Pendant toute cette période, les juifs ne
connurent qu’une paix relative. Aux pogroms
succédaient de fortes amendes, puis des famines,
des maladies, des incendies, toutes sortes de
misères. Le mellah, proche du palais du sultan,
était entouré de murailles avec de lourdes
portes fermées la nuit.
A partir de 1492, date de la seconde expulsion
d’Espagne, de nombreuses familles s’installent
dans le mellah. Ils sont appelés « Megorashim »
(expulsés). Les autochtones sont les « Toshavim ».
Entre ces deux groupes existeront longtemps
d’importantes dissensions quant à
l’interprétation des lois. Ils ne parlaient pas
la même langue, leur niveau de culture était
différent.
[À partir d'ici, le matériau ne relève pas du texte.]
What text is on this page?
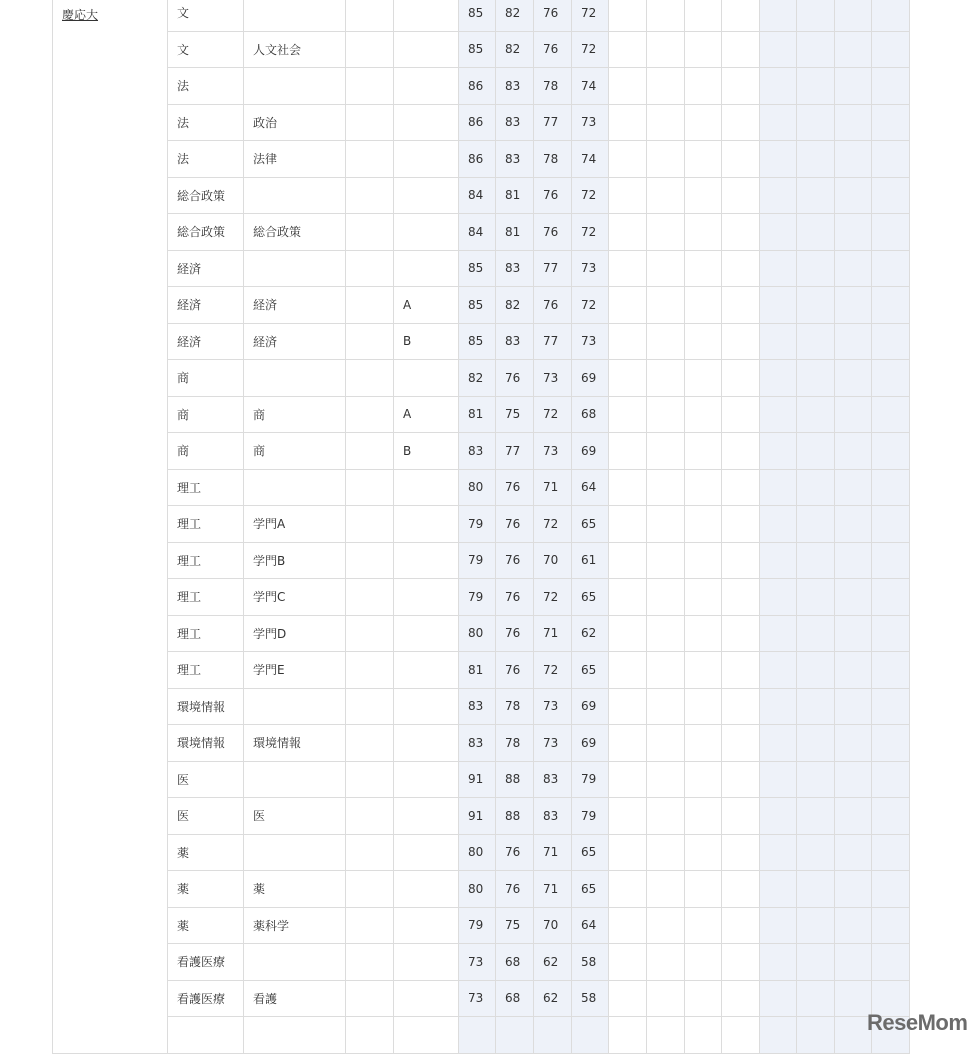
慶応大	文				85	82	76	72								
	文	人文社会			85	82	76	72								
	法				86	83	78	74								
	法	政治			86	83	77	73								
	法	法律			86	83	78	74								
	総合政策				84	81	76	72								
	総合政策	総合政策			84	81	76	72								
	経済				85	83	77	73								
	経済	経済		A	85	82	76	72								
	経済	経済		B	85	83	77	73								
	商				82	76	73	69								
	商	商		A	81	75	72	68								
	商	商		B	83	77	73	69								
	理工				80	76	71	64								
	理工	学門A			79	76	72	65								
	理工	学門B			79	76	70	61								
	理工	学門C			79	76	72	65								
	理工	学門D			80	76	71	62								
	理工	学門E			81	76	72	65								
	環境情報				83	78	73	69								
	環境情報	環境情報			83	78	73	69								
	医				91	88	83	79								
	医	医			91	88	83	79								
	薬				80	76	71	65								
	薬	薬			80	76	71	65								
	薬	薬科学			79	75	70	64								
	看護医療				73	68	62	58								
	看護医療	看護			73	68	62	58								

ReseMom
Pendant des dizaines d’années, la
cheh’ita (abattage rituel) des uns n’était
pas acceptée par les autres. Les Megorashim ont
même publié leurs propres décisions (« taqqanot
[ordonnances rabbiniques] des juifs expulsés
de Castille ») [11]. Ce n’est que bien plus tard
que les décisions des Megorashim furent
acceptées par l’ensemble des juifs du Maroc. Les
rabbins de Fès représentent l’autorité
religieuse pour tout le Maroc, leurs décisions
sont répandues dans tout le monde juif. Le
tribunal rabbinique est appelé « Grand
Tribunal ».
Jusqu’à il y a quelques années existait encore à
Fès, la synagogue des Toshavim (« slah dil
fassiim », synagogue des Fassis) avec son
rituel de prières originel.
Puis vinrent les dynasties Wattassides et
Saadienne (Marrakech redevient capitale) et en
1659, les Alaouites s’installent à Meknès puis
reviennent à Fès vers 1720.
Au 18ème siècle,
la famine, le déclin économique poussèrent de
nombreux juifs à quitter Fès. De 1790 à 1792,
Moulay Yazid décide de détruire le mellah et ses
synagogues et d’expulser ses habitants. Certains
se convertissent à l’islam (il y a actuellement
à Fès des familles Elkohen, Scali et autres,
musulmanes).
En 1834,
l’épisode de Solika Hatsadeket bouleverse la
communauté (voir page 8, Rabbi Raphaël
Hassarfati I) [4,5,12].
Le 30 mars 1912, le protectorat français est
instauré. Le 17 avril 1912, a lieu le « Tritl »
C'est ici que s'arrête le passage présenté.